My roommate was awake to watch the whole thing. We laughed so hard we cried.

I hope you're having fun!

E. Flanigan said...

Geez, Jon .... is it possible you projected some things onto the poster???

I looked at the same Strawberry Shortcake poster with the same pony and mostly saw THE HAIR. Hair for braiding, hair for brushing. Girls do tend to be into hair. As girls AND as grown women.

In fact, my mom and I were just bemoaning how much she pays for her highlights, how much my guy charges, etc. They charge that much because they know we will pay it. Because most of us care about hair at least a little, even if we claim not to.

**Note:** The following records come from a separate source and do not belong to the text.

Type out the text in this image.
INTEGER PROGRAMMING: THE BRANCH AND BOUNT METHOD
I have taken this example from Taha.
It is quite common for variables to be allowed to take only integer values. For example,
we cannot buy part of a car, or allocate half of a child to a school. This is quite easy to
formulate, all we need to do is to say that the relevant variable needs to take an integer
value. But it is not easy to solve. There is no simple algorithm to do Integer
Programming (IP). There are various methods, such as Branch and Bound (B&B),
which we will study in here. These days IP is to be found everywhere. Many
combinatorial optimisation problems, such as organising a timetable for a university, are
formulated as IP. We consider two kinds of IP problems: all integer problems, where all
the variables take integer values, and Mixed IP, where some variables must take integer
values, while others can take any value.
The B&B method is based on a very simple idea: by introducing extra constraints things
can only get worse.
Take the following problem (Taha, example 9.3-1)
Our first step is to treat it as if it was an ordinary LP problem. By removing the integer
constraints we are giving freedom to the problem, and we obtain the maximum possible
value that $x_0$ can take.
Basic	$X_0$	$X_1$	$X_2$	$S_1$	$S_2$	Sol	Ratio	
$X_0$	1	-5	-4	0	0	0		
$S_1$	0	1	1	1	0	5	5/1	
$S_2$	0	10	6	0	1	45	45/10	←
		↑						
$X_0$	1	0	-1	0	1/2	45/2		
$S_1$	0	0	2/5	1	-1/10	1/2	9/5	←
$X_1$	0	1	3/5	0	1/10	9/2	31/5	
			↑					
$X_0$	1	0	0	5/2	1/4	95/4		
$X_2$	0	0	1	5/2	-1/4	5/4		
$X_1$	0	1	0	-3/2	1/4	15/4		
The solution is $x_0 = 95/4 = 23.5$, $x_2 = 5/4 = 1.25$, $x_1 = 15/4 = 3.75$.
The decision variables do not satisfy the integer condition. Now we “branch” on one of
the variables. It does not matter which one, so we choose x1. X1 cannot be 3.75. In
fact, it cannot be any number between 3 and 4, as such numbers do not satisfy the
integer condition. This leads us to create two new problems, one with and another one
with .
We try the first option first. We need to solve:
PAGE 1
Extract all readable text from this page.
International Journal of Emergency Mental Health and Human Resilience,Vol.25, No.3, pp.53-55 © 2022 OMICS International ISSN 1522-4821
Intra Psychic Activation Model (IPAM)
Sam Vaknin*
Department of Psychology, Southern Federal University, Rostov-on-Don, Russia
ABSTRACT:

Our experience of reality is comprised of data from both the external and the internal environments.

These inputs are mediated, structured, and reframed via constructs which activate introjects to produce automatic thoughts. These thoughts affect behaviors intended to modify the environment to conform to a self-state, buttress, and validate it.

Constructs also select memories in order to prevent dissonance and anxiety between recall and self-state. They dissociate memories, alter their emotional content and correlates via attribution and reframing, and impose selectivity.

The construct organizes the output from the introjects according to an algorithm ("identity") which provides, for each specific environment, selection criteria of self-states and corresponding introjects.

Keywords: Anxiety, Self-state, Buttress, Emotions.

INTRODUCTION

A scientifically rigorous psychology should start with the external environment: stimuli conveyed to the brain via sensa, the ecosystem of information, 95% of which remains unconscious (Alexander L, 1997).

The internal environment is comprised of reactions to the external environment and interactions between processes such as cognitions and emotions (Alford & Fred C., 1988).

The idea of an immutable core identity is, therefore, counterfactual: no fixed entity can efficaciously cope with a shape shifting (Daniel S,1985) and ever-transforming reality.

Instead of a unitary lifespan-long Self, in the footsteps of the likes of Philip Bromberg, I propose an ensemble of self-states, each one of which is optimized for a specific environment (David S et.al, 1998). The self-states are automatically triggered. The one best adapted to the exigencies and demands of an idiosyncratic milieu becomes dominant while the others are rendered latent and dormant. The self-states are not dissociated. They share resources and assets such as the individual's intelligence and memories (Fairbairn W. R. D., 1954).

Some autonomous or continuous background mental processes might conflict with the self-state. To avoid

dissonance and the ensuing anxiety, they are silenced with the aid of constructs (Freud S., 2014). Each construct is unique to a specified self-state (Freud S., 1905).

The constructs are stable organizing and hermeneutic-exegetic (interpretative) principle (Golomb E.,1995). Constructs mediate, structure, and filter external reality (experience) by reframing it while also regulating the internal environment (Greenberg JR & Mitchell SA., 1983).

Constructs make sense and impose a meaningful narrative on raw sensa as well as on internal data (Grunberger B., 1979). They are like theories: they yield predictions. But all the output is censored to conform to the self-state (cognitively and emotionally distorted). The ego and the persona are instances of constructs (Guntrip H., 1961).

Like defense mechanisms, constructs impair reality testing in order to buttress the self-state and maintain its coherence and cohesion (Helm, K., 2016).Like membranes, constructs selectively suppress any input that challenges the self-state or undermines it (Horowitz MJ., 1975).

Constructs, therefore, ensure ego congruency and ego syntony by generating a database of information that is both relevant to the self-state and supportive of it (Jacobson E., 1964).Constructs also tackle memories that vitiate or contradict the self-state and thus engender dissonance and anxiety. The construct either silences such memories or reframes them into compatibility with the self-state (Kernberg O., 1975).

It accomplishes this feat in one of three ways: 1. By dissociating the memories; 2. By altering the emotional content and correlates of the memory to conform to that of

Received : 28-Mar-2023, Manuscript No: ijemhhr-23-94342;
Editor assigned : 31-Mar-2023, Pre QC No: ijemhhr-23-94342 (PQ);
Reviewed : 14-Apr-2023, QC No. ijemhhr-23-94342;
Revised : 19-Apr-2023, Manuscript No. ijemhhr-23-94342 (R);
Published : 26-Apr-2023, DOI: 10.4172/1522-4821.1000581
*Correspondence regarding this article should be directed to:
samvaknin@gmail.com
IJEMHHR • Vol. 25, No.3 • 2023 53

In the middle of my most existential teenage crises, perhaps BECAUSE of them, I was also concerned with whether to triple pierce my left ear. Whether to shave part of my head. (I ended up doing both.) Our physical selves reflect lots of other stuff.

Even the girls who don't like princesses tend to have their girlish delights. Like ponies. With flouncy hair.

Jon VanZile said...


Fortunately, my roommates were asleep through the whole thing. But that whole slow-motion thing sounds like it could come in handy.

Jon VanZile said...

See, it's possible you only saw THE HAIR because you too were beguiled by that damn pony. I wasn't, so I saw The Matrix and understood what they were really trying to do: oppress little girls with ponyish delights.

Flouncy hair indeed.

Melanie Avila said...

Will we be getting a story told from the POV of a little girl soon? Seems you've done the research...

Jude Hardin said...

Spiders are bugs, but they're not insects (sticks tongue out).